Erlend le contó a Valeria cómo había encontrado el mensaje del teniente y su contenido, así como las ideas de su tío Gunnar acerca de las señales en código morse desde el faro. Valeria estaba fascinada con la historia y quería saber más. Pero el día estaba a punto de llegar y el viejo farero tenía que marcharse.
—Mañana te contaré más, pequeña. Es hora de irse. Tu madre está a punto de despertarse. No quiero que me vea aquí. Por cierto, me parece que aún no habéis encontrado la puerta del pozo, ¿verdad?
—No —recordó Valeria de pronto. Hacía varios días que no pensaba en el pozo.
—Está justo debajo de la lámpara del techo. Y ahora me voy. —Se levantó de la butaca y metió de nuevo la pipa apagada en el bolsillo—. Ah, y no le cuentes a nadie que te he dicho dónde está la tramplilla.
—Señor Nilsen —lo llamó la chica.
—¿Qué?
—Su nieto me gusta mucho —se atrevió a confesarle.
—Ya lo sabía. Tú a él también le gustas. Y mucho. Hasta mañana… si me invitas a tus sueños. Claro que… a lo mejor prefieres la presencia de William —sugirió con una sonrisa que le llenó de nuevo la cara de arrugas.

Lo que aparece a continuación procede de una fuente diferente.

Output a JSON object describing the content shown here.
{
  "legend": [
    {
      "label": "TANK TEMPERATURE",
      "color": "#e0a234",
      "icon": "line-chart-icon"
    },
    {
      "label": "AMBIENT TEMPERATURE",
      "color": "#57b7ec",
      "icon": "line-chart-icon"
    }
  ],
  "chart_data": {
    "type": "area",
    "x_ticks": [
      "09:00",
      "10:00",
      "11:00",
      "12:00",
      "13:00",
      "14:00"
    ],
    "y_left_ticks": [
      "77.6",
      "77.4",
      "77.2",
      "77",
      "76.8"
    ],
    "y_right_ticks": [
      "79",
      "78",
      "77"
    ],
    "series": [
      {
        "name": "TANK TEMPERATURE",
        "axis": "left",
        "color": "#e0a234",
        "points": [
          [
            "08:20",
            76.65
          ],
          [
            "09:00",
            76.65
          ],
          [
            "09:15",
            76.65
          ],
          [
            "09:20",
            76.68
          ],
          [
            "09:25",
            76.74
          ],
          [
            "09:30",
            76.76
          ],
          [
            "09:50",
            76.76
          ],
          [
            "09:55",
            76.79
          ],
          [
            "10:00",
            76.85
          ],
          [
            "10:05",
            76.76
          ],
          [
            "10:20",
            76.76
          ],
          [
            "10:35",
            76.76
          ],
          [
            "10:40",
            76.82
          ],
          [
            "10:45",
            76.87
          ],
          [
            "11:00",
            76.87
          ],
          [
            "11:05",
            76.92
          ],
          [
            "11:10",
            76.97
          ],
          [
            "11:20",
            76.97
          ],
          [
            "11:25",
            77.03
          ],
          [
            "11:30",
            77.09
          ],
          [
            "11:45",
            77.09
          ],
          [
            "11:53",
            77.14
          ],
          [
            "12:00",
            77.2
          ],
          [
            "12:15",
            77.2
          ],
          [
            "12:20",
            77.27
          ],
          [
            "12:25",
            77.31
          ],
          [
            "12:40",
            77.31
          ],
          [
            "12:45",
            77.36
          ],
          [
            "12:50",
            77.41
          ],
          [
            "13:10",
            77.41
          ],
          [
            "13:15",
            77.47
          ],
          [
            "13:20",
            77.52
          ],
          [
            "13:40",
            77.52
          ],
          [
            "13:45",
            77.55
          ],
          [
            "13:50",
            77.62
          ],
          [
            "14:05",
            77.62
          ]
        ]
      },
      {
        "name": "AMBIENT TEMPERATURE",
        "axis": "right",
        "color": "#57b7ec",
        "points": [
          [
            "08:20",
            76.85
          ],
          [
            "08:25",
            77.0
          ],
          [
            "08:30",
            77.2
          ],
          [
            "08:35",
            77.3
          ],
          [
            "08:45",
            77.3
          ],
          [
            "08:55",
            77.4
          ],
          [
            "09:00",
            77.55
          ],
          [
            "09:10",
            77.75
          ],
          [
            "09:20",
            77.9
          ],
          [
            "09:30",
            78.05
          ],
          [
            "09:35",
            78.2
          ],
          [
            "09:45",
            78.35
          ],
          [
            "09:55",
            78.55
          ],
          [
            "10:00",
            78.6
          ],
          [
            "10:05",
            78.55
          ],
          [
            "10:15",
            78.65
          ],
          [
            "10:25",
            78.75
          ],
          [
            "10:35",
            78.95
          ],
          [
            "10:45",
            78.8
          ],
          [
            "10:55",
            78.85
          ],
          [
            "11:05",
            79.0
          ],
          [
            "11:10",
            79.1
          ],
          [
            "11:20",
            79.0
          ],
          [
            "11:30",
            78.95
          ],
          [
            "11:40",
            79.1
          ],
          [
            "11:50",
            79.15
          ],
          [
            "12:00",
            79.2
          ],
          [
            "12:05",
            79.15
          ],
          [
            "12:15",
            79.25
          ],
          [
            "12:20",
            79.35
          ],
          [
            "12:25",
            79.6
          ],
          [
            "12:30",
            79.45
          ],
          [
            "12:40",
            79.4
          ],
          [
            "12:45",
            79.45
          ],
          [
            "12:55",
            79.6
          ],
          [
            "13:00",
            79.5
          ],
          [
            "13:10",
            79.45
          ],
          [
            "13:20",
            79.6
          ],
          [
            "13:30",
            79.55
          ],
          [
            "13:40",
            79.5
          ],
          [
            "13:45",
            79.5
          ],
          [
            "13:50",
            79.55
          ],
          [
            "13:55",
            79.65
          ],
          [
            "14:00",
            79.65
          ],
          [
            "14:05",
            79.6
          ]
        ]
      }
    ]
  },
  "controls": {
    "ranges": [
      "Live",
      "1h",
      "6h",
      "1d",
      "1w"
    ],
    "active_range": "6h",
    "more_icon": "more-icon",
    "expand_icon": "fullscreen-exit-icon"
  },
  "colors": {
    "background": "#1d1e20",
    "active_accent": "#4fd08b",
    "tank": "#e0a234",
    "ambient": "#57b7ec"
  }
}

—A William lo prefiero de día —musitó Valeria—. Usted puede regresar cada noche a contarme cosas sobre el teniente Dubros… ¿qué?
—Dubrowski, el teniente Nikolaj Dubrowski.
Y Valeria se incorporó y extendió sus brazos hacia el anciano, que enseguida desapareció al otro lado de la puerta. Un rato después la despertó la voz de Mercedes desde la cocina y un delicioso olor a huevos fritos.